We are still confident that we will see an easing of interest rate policies globally as CPI while sticky continues to moderate and expect labour markets in the US, Australia and elsewhere to soften forcing policymakers to respond to unemployment part of their mandate. Year to date, interest rate sensitive names or names that cannot price through inflation have underperformed.
Were it not for the strength in Goodman Group and Japanese Developers the performance of Asian RE indices would have been much worse than minus 6% (-9% REITs only YTD). Goodman Group with its solid earnings underpinned by strong leasing in its core logistics, growing Data Center pipeline contribution and performance fee recognition combined with lower leveraged balance sheet has helped this large cap outperformance the entire sector and is currently roughly 12% of the FTSE EPRA Nareit Asia Developed. Japanese Developers which also are large caps also have performed well in a rising rate environment as the impact from higher interest rates is mitigated by strong asset sales, commitment to higher shareholder return policies and recovering rental markets. Fortunately, we were well exposed to the above since the beginning of the year. REITs especially more passive vehicles have struggled as rate cuts have been delayed and given the weak top line growth for many sectors, higher for longer has led to significant underperformance.
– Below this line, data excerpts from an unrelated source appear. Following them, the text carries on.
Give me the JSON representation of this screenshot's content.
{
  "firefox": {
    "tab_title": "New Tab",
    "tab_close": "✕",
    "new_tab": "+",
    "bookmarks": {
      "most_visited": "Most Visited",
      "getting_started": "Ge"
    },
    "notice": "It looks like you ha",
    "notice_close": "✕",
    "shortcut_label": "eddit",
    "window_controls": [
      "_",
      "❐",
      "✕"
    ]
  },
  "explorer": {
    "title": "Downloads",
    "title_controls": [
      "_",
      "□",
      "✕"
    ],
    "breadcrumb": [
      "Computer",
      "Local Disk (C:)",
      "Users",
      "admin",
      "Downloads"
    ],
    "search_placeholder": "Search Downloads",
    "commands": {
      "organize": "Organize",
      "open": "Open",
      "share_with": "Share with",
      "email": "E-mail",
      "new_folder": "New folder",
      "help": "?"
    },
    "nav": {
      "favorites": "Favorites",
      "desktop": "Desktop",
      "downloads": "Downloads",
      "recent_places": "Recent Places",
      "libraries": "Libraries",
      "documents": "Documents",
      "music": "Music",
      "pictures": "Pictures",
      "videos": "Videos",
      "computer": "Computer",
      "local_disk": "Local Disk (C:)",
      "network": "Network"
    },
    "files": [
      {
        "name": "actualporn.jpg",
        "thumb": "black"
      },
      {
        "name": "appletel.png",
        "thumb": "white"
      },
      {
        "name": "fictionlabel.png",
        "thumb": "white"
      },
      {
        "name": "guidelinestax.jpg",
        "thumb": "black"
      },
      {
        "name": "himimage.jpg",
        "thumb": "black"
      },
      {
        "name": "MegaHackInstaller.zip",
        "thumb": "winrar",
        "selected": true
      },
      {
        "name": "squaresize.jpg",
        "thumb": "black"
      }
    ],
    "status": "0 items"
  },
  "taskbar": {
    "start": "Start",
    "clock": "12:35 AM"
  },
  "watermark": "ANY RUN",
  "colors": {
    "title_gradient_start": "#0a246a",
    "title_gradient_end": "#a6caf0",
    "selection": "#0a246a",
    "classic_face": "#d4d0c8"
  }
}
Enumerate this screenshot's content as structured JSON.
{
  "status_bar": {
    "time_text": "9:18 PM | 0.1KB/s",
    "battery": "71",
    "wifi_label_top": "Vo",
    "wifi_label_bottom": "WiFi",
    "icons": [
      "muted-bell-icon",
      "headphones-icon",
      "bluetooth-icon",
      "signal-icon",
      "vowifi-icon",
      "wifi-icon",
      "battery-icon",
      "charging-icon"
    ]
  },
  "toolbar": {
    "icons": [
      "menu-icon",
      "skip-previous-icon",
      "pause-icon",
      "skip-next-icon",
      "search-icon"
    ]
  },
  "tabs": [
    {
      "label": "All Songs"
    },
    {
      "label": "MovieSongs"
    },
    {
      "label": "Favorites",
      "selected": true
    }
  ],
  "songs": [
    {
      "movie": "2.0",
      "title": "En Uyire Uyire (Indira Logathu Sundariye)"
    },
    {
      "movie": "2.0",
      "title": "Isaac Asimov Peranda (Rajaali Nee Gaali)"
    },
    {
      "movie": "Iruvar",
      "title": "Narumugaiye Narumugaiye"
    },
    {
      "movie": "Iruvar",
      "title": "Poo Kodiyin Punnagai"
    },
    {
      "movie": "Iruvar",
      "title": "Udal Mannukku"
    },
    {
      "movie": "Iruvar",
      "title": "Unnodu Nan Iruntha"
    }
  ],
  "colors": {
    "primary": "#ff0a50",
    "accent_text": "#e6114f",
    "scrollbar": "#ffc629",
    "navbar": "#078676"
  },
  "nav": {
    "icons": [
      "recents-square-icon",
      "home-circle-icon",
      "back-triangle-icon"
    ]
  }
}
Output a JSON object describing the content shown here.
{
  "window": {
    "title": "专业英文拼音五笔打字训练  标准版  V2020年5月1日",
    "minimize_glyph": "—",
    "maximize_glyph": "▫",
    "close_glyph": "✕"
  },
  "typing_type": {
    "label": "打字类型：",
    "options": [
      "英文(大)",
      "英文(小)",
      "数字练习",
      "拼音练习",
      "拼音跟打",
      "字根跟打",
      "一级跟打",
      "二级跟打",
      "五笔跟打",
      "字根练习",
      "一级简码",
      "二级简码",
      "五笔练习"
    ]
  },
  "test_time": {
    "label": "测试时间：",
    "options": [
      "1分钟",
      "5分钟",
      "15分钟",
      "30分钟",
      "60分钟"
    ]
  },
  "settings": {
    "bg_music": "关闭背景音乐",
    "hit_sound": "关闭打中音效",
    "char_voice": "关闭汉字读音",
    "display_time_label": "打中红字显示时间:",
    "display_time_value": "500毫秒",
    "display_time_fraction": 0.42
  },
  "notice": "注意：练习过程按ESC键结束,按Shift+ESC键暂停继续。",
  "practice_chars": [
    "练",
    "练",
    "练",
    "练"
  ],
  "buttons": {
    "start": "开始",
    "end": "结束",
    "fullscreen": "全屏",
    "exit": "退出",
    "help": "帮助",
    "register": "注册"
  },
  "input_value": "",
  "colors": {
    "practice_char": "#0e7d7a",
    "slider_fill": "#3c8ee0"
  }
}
Going forward we remain positive on the winners but admit that they could become funding sources if incoming data on inflation and employment soften and interest in REITs picks up from generalist investors that have currently low exposure to RE and REITs in general. We see generalist investors as the marginal buyers. M&A in Australia once rates peak and decline could also become a catalyst amount the mid-tier names. While the BOJ may remain the outlier regarding rate cuts, we think that if growth slows globally some pressure will come off the JPY and help to solve part of their problems which should also be positive for the JREITs which have lagged significantly since Dec 2022 when the BOJ tweaked its Yield Curve Control policy. However, given the strong outlook for earnings growth and high total return outlook for Developers we think both category of investments in Japan could perform well in the case of global rate reduction and if rates do not come down as we expect then Developers offer more inflation protection. We plan to keep our current positioning with a preference to industrial, residential, and retail (Singapore) along with smaller sector exposure to hospitality and DCs. Within the developers, we continue to favour Japanese developers (over other APAC markets) especially those with strong commitments to shareholder returns and exposure to residential and S Class office.